Personas: Sight and Scent with Cremate and Ethereal Maison

Written by: Lindsey Paul
Edited by: Valeria Berghinz
Photography: Malvina Tessitore

In an evening that brought together the senses, The Cold Magazine, in collaboration with Cremate and Ethereal Maison, held a short film screening that paired incense with experimental cinema. Eight films were screened at the Cramer St. Gallery in Marylebone, centered on themes of identity, online personas and liberation. 

Curated by Yaiza Hernandez, Danielle Paterson and Tatiana Martinez alongside Cold Magazine’s Valeria Berghinz and Jude Jones, we went on an immersive journey through smell and screen that brought an entrancing and more encompassing viewing experience.

Photography by Malvina Tessitore

Selected films spanned from the 1920’s until 2026 and were paired with incense from Creamate, a London based fragrance studio that reclaims scent as a ritual practice rather than a commodity. Curator Hernandez said of her approach, “My focus on the curation of the event stood within creating a holistic experience. In Ethereal Maison I always work with trying to bring expectators closer to in-habiting the art they are witnessing. Pairing Cremate Incense scents with every two films acted as a sequence designed to bring us into the emotions of the work itself.”

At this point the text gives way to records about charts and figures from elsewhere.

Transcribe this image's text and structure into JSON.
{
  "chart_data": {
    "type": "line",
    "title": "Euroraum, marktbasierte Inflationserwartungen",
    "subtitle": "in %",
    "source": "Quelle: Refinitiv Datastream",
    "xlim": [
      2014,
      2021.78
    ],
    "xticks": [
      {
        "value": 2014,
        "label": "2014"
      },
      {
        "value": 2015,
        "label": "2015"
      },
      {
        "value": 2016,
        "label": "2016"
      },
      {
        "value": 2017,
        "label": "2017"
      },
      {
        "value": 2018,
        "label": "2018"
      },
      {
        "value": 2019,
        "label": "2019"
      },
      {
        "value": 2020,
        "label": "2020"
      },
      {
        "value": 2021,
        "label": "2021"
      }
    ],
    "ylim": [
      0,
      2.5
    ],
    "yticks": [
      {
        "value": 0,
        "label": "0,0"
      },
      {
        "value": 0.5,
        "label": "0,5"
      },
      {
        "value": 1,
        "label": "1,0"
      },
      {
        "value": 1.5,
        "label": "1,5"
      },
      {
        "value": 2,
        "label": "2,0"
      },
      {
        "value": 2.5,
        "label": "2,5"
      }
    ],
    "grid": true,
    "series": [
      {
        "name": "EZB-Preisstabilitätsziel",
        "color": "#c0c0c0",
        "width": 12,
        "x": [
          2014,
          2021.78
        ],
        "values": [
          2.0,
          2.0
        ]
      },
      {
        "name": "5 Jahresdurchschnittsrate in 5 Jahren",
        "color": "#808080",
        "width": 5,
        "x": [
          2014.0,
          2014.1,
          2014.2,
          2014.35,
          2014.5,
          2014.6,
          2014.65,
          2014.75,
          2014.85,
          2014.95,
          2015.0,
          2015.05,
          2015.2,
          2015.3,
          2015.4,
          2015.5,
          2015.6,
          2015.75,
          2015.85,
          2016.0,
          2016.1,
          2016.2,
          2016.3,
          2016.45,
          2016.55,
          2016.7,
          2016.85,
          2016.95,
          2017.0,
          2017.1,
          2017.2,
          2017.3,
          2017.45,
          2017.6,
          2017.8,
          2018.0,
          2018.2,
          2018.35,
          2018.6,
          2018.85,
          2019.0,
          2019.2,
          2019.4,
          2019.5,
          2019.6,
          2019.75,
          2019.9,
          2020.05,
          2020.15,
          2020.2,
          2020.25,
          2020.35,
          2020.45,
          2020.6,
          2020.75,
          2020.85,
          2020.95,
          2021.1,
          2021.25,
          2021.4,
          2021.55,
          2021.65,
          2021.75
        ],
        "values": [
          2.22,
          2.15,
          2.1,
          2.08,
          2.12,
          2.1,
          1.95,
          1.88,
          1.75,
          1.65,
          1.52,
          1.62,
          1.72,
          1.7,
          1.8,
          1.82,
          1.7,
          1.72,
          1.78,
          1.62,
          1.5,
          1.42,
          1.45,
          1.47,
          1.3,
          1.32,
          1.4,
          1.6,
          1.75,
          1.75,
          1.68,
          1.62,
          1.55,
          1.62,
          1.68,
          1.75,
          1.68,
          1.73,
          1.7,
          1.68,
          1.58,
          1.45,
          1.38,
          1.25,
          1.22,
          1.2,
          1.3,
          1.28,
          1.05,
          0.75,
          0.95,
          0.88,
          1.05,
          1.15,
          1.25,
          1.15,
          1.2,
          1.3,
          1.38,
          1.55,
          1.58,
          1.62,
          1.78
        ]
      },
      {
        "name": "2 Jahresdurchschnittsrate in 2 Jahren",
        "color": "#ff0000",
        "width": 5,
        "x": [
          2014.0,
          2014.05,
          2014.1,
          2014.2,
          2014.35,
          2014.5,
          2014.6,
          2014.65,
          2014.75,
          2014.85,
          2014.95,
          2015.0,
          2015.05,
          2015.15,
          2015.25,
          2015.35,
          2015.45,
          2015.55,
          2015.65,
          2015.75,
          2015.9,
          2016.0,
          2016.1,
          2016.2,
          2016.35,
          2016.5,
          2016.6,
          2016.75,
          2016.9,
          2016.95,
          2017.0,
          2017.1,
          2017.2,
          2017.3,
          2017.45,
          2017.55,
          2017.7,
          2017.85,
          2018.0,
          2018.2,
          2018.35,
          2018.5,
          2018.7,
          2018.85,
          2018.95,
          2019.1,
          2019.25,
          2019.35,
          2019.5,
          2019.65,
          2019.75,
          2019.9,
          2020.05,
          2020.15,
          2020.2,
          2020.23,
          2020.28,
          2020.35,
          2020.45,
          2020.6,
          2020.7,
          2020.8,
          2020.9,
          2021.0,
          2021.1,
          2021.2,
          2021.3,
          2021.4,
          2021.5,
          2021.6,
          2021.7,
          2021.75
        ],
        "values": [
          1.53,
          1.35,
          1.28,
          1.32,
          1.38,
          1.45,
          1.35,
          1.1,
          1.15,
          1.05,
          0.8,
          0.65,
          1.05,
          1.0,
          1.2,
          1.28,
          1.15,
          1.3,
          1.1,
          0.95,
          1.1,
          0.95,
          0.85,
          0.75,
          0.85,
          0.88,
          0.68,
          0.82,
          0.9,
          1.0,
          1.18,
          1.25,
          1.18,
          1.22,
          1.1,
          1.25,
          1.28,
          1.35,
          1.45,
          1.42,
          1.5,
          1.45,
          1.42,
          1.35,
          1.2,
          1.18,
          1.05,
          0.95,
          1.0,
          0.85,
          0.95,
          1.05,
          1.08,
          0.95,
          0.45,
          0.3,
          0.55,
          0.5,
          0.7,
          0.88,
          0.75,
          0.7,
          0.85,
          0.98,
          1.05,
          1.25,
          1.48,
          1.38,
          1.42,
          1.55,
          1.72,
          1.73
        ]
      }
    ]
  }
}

Contemporary films like Ruby Bailey’s Endlessity, which the filmmaker describes as a film that “explores selfhood in our neo-schizo-digital-chaos, and the claustrophobic solidity of the body as it imagines a utopic elsewhere” and Ola Adediji’s Last Night in IRL, a 2024 BFI Future Film Festival nominee were screened with the scent, Lovers Rock, which evokes the reggae scene of South London through sandalwood, spices, and resinous aromas.

Stuck in the Motherboard, Marisa Musing

Marisa Musing’s Stuck in the Motherboard was also screened alongside Pearlyn Li’s Infinite Mother_v.1.0 with Creamate’s Mary Mother of God scent. Paterson, one of the film curators said of her selections, “Bringing together Pearlyn Li and Ruby Bailey, this program traces a larger spectrum of imagined selves, digital atmospheres, and world-built identities. I’m drawn to filmmakers who use utopian and dystopian visions, game logic, and speculative environments to rethink how we see ourselves.”

Going back in time, Maya Deren’s 1943 surrealist film Meshes of the Afternoon was curated alongside Yichu 1.0 by Yichu Li, a film that “examines how consciousness, memory, and selfhood mutate in an age of algorithmic life – inviting viewers into a dreamlike digital rite of passage.” The films were accompanied by Creamate’s Bigfoot scent, an earthy aroma that incorporates notes of cedar, pine, and damp soil.

Meshes of the Afternoon, Maya Deren

Other curations of the night included James Sibley Watson and Melville Weber’s 1928 film, Fall of the House of Usher alongside The Life and Death of 9413: A Hollywood Extra by Robert Florey and Slavko Vorkapic. These films were paired with a cedarwood and grapefruit scent named Middle Way from the London based fragrance studio.

Tatiana Martinez, another curator of Personas, added, “As technology continues to evolve, so do these standards and the ways we define ourselves. Together, these two films I chose for the film night (Yichu 1.0 and Last Night In IRL) highlight the constant transformation in how we see others and how we see ourselves.”